Cette spécificité réflexive de l’être humain nous paraît avoir pour conséquence de susciter la potentialité d’un antagonisme entre les deux lignes essentielles de développement qui reposent sur cette double nécessité que, pour être soi, il faut se nourrir des autres et en même temps se différencier. Se nourrir des autres veut dire se laisser pénétrer et laisser se développer les mouvements incorporatifs et introjectifs. Dès qu’il en est conscient c’est pour le Moi accepter de s’abandonner à une passivation menaçante. Ce n’est possible que si le plaisir domine et qu’en fait la question des limites et de la différence ne se pose guère. Dès que l’adaptation de l’environnement aux besoins du bébé est en défaut et que ce dernier est confronté trop précocement et trop massivement à son impuissance, se créent les conditions d’une opposition entre le sujet et l’objet, entre l’appétence pour l’objet et la sauvegarde narcissique.

C’est le premier des paradoxes du développement : le sujet n’est jamais autant lui-même que lorsqu’il s’est abondamment nourri des autres sans qu’il ait à prendre conscience des parts respectives de ce qui lui revient et de ce qui appartient à autrui. La solidité des assises narcissiques est un facteur de pare-excitations par rapport à l’attraction objectale. Elle constitue une limite et un filtre dont on perçoit le défaut quand la relation objectale devient trop éclatante. Cet éclat ne peut être purement quantitatif. Il tire sa force de la faiblesse du filtre narcissique, comme l’illustrent certaines pathologies et notamment celles qui impliquent les troubles de l’humeur (Jeammet, 1991). En son absence, l’objet acquiert un pouvoir de déséquilibre. Le plaisir de désirer se transforme alors en la crainte de donner un pouvoir à l’objet sur le Moi. Le désir devient le cheval de Troie de l’objet au sein du Moi. Au lieu d’être le complément naturel l’un de l’autre, comme c’est le cas dans les introjections réussies, investissements objectaux et narcissiques apparaissent alors comme contradictoires en une opposition qui creuse ce que nous avons appelé “l’écart narcissico-pulsionnel”, la pulsion ou en d’autres termes l’appétence pour l’objet étant perçue comme le représentant objectal au sein du Moi (Jeammet, 1980).
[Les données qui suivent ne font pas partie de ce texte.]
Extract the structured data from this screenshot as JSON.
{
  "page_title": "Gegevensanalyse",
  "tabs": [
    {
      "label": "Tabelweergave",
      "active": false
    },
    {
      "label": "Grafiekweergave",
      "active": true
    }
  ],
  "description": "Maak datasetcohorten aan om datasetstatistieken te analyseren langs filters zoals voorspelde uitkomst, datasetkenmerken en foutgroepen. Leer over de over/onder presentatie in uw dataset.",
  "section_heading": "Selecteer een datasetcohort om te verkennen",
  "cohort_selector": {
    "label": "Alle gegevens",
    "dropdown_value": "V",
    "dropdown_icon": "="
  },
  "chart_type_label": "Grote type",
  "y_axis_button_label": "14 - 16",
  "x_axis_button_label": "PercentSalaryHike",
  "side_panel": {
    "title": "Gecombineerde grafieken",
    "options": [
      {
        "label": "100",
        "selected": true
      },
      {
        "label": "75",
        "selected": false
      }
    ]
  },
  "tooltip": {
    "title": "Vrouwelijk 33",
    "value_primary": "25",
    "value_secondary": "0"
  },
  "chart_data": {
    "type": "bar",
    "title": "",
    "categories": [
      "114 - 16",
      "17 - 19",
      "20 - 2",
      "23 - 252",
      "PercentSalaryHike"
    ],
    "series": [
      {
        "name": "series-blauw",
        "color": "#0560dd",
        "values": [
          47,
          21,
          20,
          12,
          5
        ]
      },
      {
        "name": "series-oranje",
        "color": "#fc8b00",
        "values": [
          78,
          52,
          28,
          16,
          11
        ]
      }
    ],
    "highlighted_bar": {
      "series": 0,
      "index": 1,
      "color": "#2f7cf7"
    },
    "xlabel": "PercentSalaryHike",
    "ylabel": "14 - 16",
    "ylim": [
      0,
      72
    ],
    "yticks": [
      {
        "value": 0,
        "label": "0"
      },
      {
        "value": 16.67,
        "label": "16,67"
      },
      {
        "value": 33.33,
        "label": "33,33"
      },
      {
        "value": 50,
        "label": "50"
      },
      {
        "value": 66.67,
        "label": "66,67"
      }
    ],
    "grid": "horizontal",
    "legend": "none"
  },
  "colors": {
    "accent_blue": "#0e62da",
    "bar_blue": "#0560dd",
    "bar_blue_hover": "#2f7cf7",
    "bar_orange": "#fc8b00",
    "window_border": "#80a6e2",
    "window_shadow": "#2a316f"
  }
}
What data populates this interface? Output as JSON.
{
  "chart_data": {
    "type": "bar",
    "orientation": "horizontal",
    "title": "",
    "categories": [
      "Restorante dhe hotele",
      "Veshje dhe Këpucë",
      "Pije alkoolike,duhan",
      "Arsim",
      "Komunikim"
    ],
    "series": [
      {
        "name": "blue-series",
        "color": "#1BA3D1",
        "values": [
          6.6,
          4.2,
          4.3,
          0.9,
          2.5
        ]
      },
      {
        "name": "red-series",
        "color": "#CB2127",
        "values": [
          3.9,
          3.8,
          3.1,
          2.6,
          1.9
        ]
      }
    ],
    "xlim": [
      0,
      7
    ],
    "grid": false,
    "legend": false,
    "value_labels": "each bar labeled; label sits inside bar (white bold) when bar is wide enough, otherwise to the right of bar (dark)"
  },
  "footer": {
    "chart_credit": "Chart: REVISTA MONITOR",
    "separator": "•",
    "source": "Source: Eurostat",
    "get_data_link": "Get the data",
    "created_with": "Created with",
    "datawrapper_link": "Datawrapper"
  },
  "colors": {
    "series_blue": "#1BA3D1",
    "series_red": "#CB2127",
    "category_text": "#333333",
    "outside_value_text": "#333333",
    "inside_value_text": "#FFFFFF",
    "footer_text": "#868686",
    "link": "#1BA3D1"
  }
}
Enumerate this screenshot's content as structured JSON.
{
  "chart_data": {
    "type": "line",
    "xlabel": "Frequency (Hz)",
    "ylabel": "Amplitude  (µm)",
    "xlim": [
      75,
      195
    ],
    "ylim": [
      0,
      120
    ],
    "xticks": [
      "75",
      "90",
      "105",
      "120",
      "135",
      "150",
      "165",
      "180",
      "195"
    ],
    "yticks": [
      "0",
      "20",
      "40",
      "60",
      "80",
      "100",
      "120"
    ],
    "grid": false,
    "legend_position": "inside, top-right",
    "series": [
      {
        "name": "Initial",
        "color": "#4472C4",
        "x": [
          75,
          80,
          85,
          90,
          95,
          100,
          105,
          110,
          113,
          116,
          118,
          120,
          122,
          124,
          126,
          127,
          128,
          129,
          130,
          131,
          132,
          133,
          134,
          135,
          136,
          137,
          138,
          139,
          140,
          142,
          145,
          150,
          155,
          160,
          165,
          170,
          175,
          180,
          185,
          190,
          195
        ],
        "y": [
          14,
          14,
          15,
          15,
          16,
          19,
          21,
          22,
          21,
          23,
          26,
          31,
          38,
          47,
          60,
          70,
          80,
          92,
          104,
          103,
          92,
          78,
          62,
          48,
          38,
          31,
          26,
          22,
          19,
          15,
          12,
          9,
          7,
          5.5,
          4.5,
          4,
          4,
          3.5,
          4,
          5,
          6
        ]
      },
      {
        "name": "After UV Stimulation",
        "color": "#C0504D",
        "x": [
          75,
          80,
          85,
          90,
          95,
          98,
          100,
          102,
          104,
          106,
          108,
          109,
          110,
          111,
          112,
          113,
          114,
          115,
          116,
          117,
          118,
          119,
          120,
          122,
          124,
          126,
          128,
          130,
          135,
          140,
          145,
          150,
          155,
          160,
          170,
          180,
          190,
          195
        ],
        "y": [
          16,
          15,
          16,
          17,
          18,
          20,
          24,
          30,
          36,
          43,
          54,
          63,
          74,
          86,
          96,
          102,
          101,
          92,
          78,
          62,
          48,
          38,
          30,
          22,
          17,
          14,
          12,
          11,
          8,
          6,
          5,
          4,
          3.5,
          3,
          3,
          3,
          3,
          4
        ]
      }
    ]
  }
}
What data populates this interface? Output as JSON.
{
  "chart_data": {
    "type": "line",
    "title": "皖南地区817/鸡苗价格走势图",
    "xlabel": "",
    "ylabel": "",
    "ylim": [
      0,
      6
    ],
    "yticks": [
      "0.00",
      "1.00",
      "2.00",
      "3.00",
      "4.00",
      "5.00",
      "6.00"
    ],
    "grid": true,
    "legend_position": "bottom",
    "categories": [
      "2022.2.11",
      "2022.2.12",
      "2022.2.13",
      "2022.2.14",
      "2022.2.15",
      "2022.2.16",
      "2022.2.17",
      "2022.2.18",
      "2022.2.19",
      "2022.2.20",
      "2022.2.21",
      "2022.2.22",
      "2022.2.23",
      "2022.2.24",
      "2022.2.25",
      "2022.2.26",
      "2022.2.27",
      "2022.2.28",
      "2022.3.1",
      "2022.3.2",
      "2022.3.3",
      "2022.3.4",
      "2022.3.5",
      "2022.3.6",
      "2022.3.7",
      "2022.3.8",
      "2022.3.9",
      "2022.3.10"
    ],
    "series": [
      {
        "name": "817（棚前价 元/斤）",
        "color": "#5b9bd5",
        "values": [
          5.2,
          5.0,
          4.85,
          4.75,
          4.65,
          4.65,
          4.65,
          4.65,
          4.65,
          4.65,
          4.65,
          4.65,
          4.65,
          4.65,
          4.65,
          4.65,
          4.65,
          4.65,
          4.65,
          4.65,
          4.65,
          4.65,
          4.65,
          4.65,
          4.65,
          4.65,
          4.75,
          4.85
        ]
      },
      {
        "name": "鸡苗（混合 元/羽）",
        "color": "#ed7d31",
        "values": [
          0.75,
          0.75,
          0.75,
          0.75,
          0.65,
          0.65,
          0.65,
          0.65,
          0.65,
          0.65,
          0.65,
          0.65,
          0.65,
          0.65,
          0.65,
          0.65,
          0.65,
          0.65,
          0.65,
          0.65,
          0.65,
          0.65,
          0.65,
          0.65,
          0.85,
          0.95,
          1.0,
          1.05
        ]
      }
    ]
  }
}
Pour le sujet en insécurité, qui se sent vide ou insuffisant et pour lequel l’objet est immédiatement d’autant plus menaçant qu’il est plus attendu et envié, le plaisir de l’échange est trop dangereux pour l’intégrité du Moi. La relation d’emprise comme moyen de contrôle d’un Moi menacé de débordement prend le pas sur le plaisir de la satisfaction. Au plaisir de la satisfaction s’oppose ainsi le plaisir d’emprise ( P. Denis, 1992). Le premier nécessite un Moi suffisamment en sécurité pour pouvoir s’abandonner au plaisir de la satisfaction avec ce que cela suppose de tolérance à la passivité à l’égard de l’objet de satisfaction. Le second devient la défense obligée d’un Moi menacé de débordement. Le premier contribue à renforcer le Moi, le second à l’affaiblir en le privant des échanges nécessaires.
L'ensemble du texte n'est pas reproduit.